Steve Caron/Le Flambeau Pablo Rodriguez, nouveau ministre du Patrimoine canadien et du Multiculturalisme.

Pour la première fois Pablo Rodriguez, député d’Honoré-Mercier, accède au cabinet des ministres. Il prend les rênes du ministère du Patrimoine canadien et du Multiculturalisme en remplacement de sa collègue Mélanie Joly, qui a défrayé les manchettes à plusieurs reprises dans le dossier Netflix.

Dans son bureau du boulevard Maurice-Duplessis dans l’est de Montréal trône la guitare sur laquelle il a appris ses premiers accords en jouant du Paul Piché. Le nouveau ministre du Patrimoine canadien et du Multiculturalisme avoue être un passionné de musique et d’arts.

«C’est un nouveau rêve qui se réalise et un privilège de pouvoir faire partie du cabinet des ministres. C’est une grande marque de confiance du premier ministre.»

Quarante-huit heures après sa nomination, le député de la circonscription de Honoré-Mercier flotte toujours sur un nuage. Les derniers jours ont été intenses et tout roule à la vitesse «grand V».

«Être ministre est un gros changement. On ne décide pas du moment, on vit le moment présent», indique humblement le député qui ne tient rien pour acquis.

Le ministère du Patrimoine est un portefeuille complexe. Il englobe notamment tout ce qui touche la culture, les arts de la scène, la radiodiffusion (CRTC), les festivals et les établissements du patrimoine.

Des dossiers familiers au nouveau ministre, ayant été porte-parole de la culture dans l’opposition lors d’un mandat précédent.

M. Rodriguez n’aura pas le temps de chômer.

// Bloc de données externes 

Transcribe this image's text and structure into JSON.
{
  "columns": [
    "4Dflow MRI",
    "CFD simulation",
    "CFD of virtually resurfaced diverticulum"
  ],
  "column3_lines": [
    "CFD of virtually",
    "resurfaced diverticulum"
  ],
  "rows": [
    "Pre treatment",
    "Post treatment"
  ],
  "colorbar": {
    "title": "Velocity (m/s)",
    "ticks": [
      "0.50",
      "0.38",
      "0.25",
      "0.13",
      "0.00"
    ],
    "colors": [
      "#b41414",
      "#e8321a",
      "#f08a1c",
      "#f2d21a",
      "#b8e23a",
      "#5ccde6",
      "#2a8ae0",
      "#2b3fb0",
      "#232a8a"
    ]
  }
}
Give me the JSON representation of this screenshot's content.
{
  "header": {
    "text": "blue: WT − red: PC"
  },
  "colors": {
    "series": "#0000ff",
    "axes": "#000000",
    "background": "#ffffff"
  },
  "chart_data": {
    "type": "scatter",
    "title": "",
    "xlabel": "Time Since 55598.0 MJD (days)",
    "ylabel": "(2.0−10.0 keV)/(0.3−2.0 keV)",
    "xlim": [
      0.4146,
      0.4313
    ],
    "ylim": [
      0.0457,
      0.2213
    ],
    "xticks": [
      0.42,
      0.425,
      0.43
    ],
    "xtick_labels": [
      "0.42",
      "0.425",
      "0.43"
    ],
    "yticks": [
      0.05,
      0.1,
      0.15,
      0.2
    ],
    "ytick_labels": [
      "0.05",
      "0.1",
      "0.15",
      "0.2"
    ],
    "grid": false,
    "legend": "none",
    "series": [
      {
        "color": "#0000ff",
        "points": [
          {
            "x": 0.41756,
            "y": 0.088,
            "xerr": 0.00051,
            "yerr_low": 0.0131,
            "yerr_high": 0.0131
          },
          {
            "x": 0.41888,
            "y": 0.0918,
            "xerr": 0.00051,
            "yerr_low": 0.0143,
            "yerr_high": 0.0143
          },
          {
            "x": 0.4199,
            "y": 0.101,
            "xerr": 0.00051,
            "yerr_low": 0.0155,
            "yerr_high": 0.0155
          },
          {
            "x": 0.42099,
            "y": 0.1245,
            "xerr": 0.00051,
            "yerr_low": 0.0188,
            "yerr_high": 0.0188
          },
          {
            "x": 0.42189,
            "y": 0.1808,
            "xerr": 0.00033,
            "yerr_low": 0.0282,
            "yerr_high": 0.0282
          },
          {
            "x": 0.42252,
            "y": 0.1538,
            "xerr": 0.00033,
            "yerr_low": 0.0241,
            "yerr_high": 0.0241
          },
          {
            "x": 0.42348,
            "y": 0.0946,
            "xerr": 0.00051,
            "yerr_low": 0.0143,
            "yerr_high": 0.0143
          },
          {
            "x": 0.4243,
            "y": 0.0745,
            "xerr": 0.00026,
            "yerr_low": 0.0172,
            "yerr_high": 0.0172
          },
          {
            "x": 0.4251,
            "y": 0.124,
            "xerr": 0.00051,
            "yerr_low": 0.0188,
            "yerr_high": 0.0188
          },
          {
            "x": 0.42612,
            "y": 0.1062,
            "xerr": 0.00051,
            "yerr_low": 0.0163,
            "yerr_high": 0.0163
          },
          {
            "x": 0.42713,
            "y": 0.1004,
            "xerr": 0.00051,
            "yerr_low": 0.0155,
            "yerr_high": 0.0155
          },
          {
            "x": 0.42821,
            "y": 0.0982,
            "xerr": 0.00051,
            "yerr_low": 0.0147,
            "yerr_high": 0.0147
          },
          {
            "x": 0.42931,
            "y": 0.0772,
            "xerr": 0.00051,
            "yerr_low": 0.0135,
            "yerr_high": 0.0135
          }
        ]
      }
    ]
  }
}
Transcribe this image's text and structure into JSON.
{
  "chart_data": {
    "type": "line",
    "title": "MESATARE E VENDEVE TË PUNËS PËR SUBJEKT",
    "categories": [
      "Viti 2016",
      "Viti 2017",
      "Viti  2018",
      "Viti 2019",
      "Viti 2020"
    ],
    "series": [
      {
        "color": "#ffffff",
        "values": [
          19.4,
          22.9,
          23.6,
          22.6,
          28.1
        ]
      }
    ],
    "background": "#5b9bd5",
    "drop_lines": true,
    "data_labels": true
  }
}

Dans les prochains jours et semaines, le député aura beaucoup de lecture à faire pour passer à travers les trois pieds de haut de cartables qui lui ont été remis.

À un an de la prochaine échéance électorale fédérale, les dossiers arriveront rapidement.

Quelques heures à peine après sa nomination, la Fédération nationale des communications de la CSN rappelait à M. Rodriguez l’urgence d’agir dans le dossier de la crise des médias.

Autre dossier chaud: dans ce qui est convenu d’appeler «la taxe Netflix», la position gouvernementale demeure de ne pas imposer une nouvelle taxation aux géants numériques étrangers. Mais le ministre veut être la voix des créateurs, des artistes et leur donner les ressources pour rayonner à la mesure de leurs ambitions.

Pour ce qui est de la forme que cela prendra, il veut se donner le temps de bien faire les choses en analysant toutes les possibilités.

Il entend faire sa marque dans ses nouvelles fonctions comme il l’a toujours fait: en demeurant lui-même et en étant à l’écoute des acteurs du milieu pour voir comment il peut les aider.

Les domaines des arts, de la culture et du patrimoine représentent 53,8 milliards de dollars en activité économique et emploient plus de 650 000 personnes.